Uterine Sarcoma or Degenerating Fibroid? Validating the New Consensus Magnetic Resonance Imaging Algorithm for Evaluating Atypical Uterine Masses.

Objective: The aim of the study is to assess the validity of a recently published consensus magnetic resonance imaging (MRI) diagnostic algorithm for differentiating degenerating leiomyomas from uterine sarcomas and other atypical appearing uterine malignancies.
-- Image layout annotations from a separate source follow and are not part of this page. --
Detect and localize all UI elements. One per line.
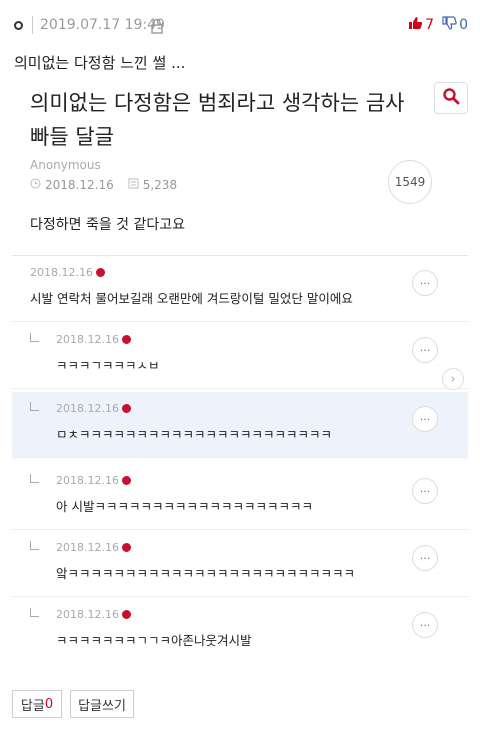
comment-text: 앜ㅋㅋㅋㅋㅋㅋㅋㅋㅋㅋㅋㅋㅋㅋㅋㅋㅋㅋㅋㅋㅋㅋㅋㅋㅋ (56, 566, 356, 581)
reply-arrow-icon (30, 608, 39, 617)
post-header: 2019.07.17 19:49 7 0 (0, 0, 480, 44)
downvote-count: 0 (459, 17, 468, 33)
more-options-button[interactable]: ··· (412, 337, 438, 363)
comment-date: 2018.12.16 (56, 333, 119, 346)
reply-list-button[interactable]: 답글 0 (12, 690, 62, 718)
reply-arrow-icon (30, 541, 39, 550)
comment-text: ㅋㅋㅋㅋㅋㅋㅋㄱㄱㅋ아존나웃겨시발 (56, 633, 252, 648)
post-date: 2019.07.17 19:49 (40, 17, 165, 33)
author-badge-icon (121, 610, 131, 619)
author-badge-icon (95, 268, 105, 277)
comment-text: 아 시발ㅋㅋㅋㅋㅋㅋㅋㅋㅋㅋㅋㅋㅋㅋㅋㅋㅋㅋㅋ (56, 499, 313, 514)
comment-meta: 2018.12.16 (56, 541, 131, 554)
more-options-button[interactable]: ··· (412, 406, 438, 432)
comment-date: 2018.12.16 (30, 266, 93, 279)
comment-text: ㅋㅋㅋㄱㅋㅋㅋㅅㅂ (56, 358, 160, 373)
circle-icon (14, 21, 23, 30)
comment-meta: 2018.12.16 (56, 474, 131, 487)
reply-row: 2018.12.16 아 시발ㅋㅋㅋㅋㅋㅋㅋㅋㅋㅋㅋㅋㅋㅋㅋㅋㅋㅋㅋ ··· (12, 464, 468, 530)
author-badge-icon (121, 476, 131, 485)
reply-arrow-icon (30, 333, 39, 342)
vote-group: 7 0 (408, 16, 468, 34)
view-count: 5,238 (142, 178, 178, 192)
reply-arrow-icon (30, 402, 39, 411)
comment-date: 2018.12.16 (56, 402, 119, 415)
divider (32, 16, 33, 34)
more-options-button[interactable]: ··· (412, 545, 438, 571)
reply-row: 2018.12.16 ㅋㅋㅋㄱㅋㅋㅋㅅㅂ ··· (12, 323, 468, 389)
comment-date: 2018.12.16 (56, 608, 119, 621)
comment-meta: 2018.12.16 (30, 266, 105, 279)
search-icon (442, 87, 460, 109)
reply-row: 2018.12.16 ㅋㅋㅋㅋㅋㅋㅋㄱㄱㅋ아존나웃겨시발 ··· (12, 598, 468, 664)
reply-row: 2018.12.16 앜ㅋㅋㅋㅋㅋㅋㅋㅋㅋㅋㅋㅋㅋㅋㅋㅋㅋㅋㅋㅋㅋㅋㅋㅋㅋ ··… (12, 531, 468, 597)
more-options-button[interactable]: ··· (412, 478, 438, 504)
thread-meta: 2018.12.16 5,238 (30, 178, 177, 192)
comment-text: 시발 연락처 물어보길래 오랜만에 겨드랑이털 밀었단 말이에요 (30, 291, 353, 306)
reply-row-highlighted: 2018.12.16 ㅁㅊㅋㅋㅋㅋㅋㅋㅋㅋㅋㅋㅋㅋㅋㅋㅋㅋㅋㅋㅋㅋㅋㅋ ··· (12, 392, 468, 458)
reply-count: 0 (44, 696, 54, 712)
comment-date: 2018.12.16 (56, 541, 119, 554)
comment-meta: 2018.12.16 (56, 402, 131, 415)
chevron-right-icon[interactable]: › (442, 368, 464, 390)
more-options-button[interactable]: ··· (412, 270, 438, 296)
clock-icon (30, 178, 41, 192)
thread-body: 다정하면 죽을 것 같다고요 (30, 217, 186, 233)
upvote-button[interactable]: 7 (408, 16, 434, 34)
downvote-button[interactable]: 0 (442, 16, 468, 34)
embedded-screenshot: 의미없는 다정함은 범죄라고 생각하는 금사빠들 달글 Anonymous 20… (12, 80, 468, 666)
author-badge-icon (121, 543, 131, 552)
search-button[interactable] (434, 82, 468, 114)
lock-icon (150, 18, 164, 38)
view-icon (128, 178, 139, 192)
thread-date: 2018.12.16 (45, 178, 114, 192)
thread-title: 의미없는 다정함은 범죄라고 생각하는 금사빠들 달글 (30, 91, 405, 149)
comment-date: 2018.12.16 (56, 474, 119, 487)
author-badge-icon (121, 404, 131, 413)
comment-meta: 2018.12.16 (56, 608, 131, 621)
write-reply-button[interactable]: 답글쓰기 (70, 690, 134, 718)
thumbs-down-icon (442, 16, 457, 34)
author-name: Anonymous (30, 158, 101, 172)
reply-label: 답글 (20, 698, 45, 714)
reply-arrow-icon (30, 474, 39, 483)
thumbs-up-icon (408, 16, 423, 34)
comment-count-badge[interactable]: 1549 (388, 160, 432, 204)
more-options-button[interactable]: ··· (412, 612, 438, 638)
comment-meta: 2018.12.16 (56, 333, 131, 346)
post-title: 의미없는 다정함 느낀 썰 ... (14, 54, 186, 72)
author-badge-icon (121, 335, 131, 344)
comment-text: ㅁㅊㅋㅋㅋㅋㅋㅋㅋㅋㅋㅋㅋㅋㅋㅋㅋㅋㅋㅋㅋㅋㅋㅋ (56, 427, 333, 442)
comment-row: 2018.12.16 시발 연락처 물어보길래 오랜만에 겨드랑이털 밀었단 말… (12, 256, 468, 322)
upvote-count: 7 (425, 17, 435, 33)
Methods: Atypical uterine masses on pelvic MRI were identified using a radiology report search engine and teaching files with the keywords "atypical leiomyoma," "atypical fibroid," and "sarcoma." All cases were pathology-proven. Two radiologists blinded to clinical, surgical, and pathologic reports retrospectively and independently reviewed 40 pelvic MRI examinations dated 1/2007-9/2022 to determine whether the masses appeared benign or malignant, using the 2022 consensus atypical uterine mass flow chart. Imaging features assessed included intermediate/high signal intensity (SI) at T2-weighted imaging, high diffusion weighted imaging SI (equal or higher SI than endometrium or lymph nodes on high b value imaging), apparent diffusion coefficient (ADC) value ≤0.905 × 10 -3 mm 2 /s, peritoneal metastases, and abnormal lymph nodes.
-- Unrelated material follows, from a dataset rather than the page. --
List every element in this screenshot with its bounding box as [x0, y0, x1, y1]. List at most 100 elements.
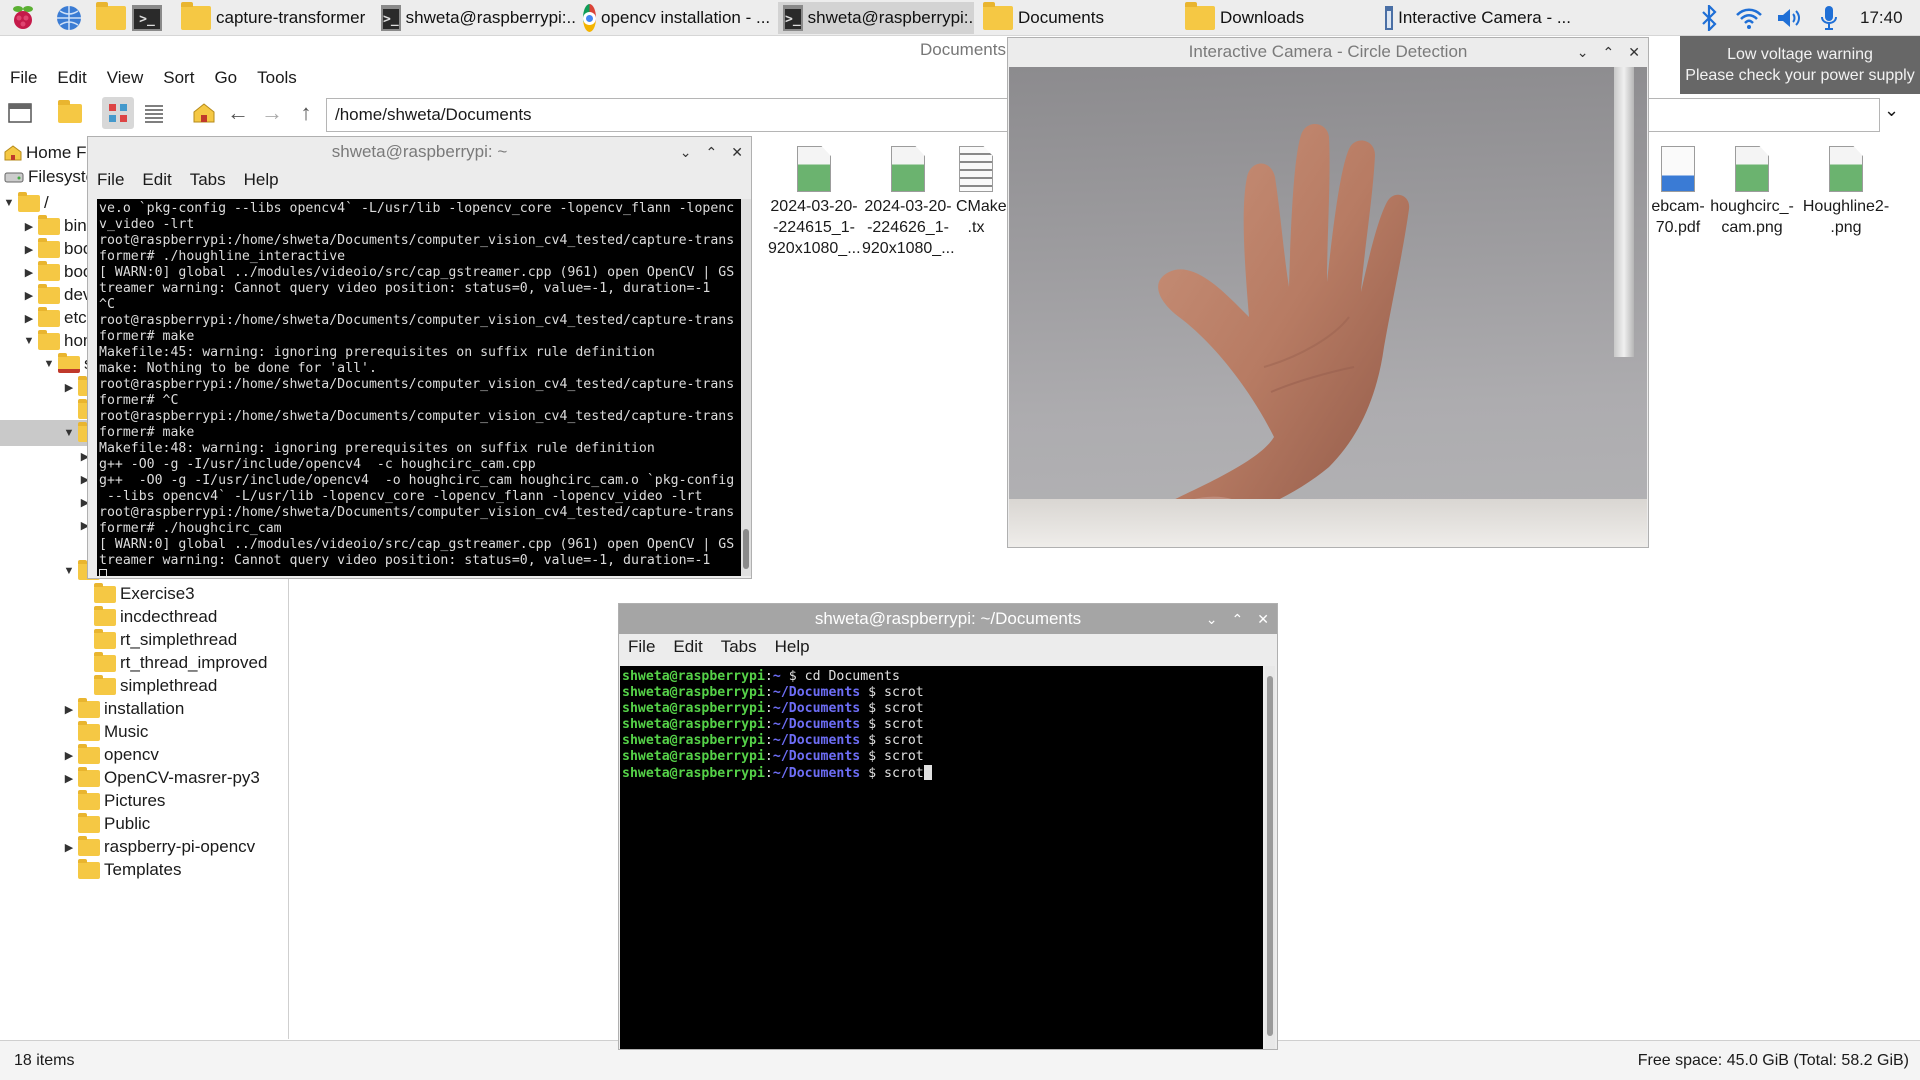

Results: Among the 40 atypical uterine mass cases reviewed, 24 masses were benign (22 leiomyomas, 1 adenomyoma, and 1 borderline ovarian tumor) and 16 masses were malignant (6 leiomyosarcomas, 6 carcinosarcomas, 2 endometrial stromal sarcomas, 1 high-grade adenosarcoma, and 1 low-grade uterine sarcoma). Sensitivity, specificity, positive predictive value, and negative predictive value of whether a mass was benign or malignant were 75%, 95.8%, 92.3%, and 85% for reader 1, and 81.2%, 91.7%, 86.7%, and 88% for reader 2, respectively. Interrater agreement was strong, with a kappa statistic of 0.89. When excluding nonleiomyosarcoma uterine malignancies, sensitivity and negative predictive value improved to 100%.

Conclusions: The new consensus pelvic MRI algorithm for evaluating atypical uterine masses has good specificity, sensitivity, positive predictive value, and negative predictive value for determining malignancy, particularly for uterine sarcomas that are leiomyosarcomas. However, if ADC value is near but not below 0.905 × 10 -3 mm 2 /s, the mass may still be malignant, especially if a b value lower than 1000 is used. If the atypical uterine mass is predominantly endometrial, morphological features on T2 and postgadolinium sequences should guide suspicion, as some atypical appearing nonleiomyosarcoma uterine malignancies may have an ADC value greater than 0.905 × 10 -3 mm 2 /s.